Remix.run Logo
Seb-C a day ago

> I'm curious if anyone can think of any other non-alphabetic characters used in legal names around the world, in other scripts?

Latin characters are NOT allowed in official names for Japanese citizens. It must be written in Japanese characters only.

For foreigners living in Japan it's quite frequent to end up in a situation where their official name in Latin does not pass the validation rules of many forms online. Issues like forbidden characters, or because it's too long since Japanese names (family name + first name) are typically only 4 characters long.

Also, when you get a visa to Japan, you have to bend and disform the pronunciation of your name to make it fit into the (limited) Japanese syllabary.

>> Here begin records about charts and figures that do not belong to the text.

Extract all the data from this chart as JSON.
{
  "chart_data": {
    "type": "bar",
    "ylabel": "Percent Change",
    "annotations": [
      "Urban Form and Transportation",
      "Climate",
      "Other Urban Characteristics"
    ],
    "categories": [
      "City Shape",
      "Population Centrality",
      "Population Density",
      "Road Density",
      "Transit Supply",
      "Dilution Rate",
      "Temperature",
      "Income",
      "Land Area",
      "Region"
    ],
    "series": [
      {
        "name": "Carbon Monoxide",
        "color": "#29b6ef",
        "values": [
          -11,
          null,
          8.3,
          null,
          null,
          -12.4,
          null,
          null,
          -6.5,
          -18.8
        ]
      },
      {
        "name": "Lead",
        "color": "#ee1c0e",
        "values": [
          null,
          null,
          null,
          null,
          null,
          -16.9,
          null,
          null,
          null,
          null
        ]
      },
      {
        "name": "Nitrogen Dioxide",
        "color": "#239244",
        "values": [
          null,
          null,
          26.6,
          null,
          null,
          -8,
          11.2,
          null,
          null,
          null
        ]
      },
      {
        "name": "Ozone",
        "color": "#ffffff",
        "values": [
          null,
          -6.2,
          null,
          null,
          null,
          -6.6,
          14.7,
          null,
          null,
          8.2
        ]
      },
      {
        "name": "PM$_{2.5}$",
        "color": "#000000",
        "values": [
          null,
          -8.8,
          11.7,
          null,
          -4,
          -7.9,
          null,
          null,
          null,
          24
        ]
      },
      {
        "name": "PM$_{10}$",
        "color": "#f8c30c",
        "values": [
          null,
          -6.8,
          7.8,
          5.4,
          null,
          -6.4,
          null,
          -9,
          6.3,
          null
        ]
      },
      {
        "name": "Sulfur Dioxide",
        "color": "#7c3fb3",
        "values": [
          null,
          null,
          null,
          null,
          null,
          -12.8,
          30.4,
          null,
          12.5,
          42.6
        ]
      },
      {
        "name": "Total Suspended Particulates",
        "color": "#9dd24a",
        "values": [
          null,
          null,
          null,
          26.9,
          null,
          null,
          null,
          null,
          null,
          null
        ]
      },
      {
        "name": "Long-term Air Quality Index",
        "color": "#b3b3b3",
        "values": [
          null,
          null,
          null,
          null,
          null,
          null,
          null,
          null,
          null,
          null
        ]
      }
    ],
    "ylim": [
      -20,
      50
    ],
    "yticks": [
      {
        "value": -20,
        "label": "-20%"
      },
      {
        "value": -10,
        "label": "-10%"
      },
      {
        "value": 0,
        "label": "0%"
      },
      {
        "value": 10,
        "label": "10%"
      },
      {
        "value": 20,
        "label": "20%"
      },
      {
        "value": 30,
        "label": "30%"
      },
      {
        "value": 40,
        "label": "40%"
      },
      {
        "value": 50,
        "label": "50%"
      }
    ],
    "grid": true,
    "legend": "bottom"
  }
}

Funnily, they even had to register a whole new unicode range at some point, because old administrative documents sometimes contains characters that have been deprecated more than a century ago.

https://ccjktype.fonts.adobe.com/2016/11/hentaigana.html

crazygringo a day ago | parent [-]

Very interesting about Japan!

To be clear, I wasn't thinking about within a specific country though.

More like, what is the set of all characters that are allowed in legal names across the world?

You know, to eliminate things like emoji, mathematical symbols, and so forth.

Seb-C a day ago | parent [-]

Ah, I see.

I don't know, but I would bet that the sum of all corner cases and exceptions in the world would make it pretty hard to confidently eliminate any "obvious" characters.

From a technical standpoint, unicode emojis are probably safe to exclude, but on the other hand, some scripts like Chinese characters are fundamentally pictograms, which is semantically not so different than an emoji.

Maybe after centuries of evolution we will end up with a legit universal language based on emojis, and people named with it.

crazygringo a day ago | parent [-]

Chinese characters are nothing like emoji. They are more akin to syllables. There is no semantic similarity to emoji at all, even if they were originally derived from pictorial representations.

And they belong to the {Alphabetic} Unicode class.

I'm mostly curious if Unicode character classes have already done all the hard work.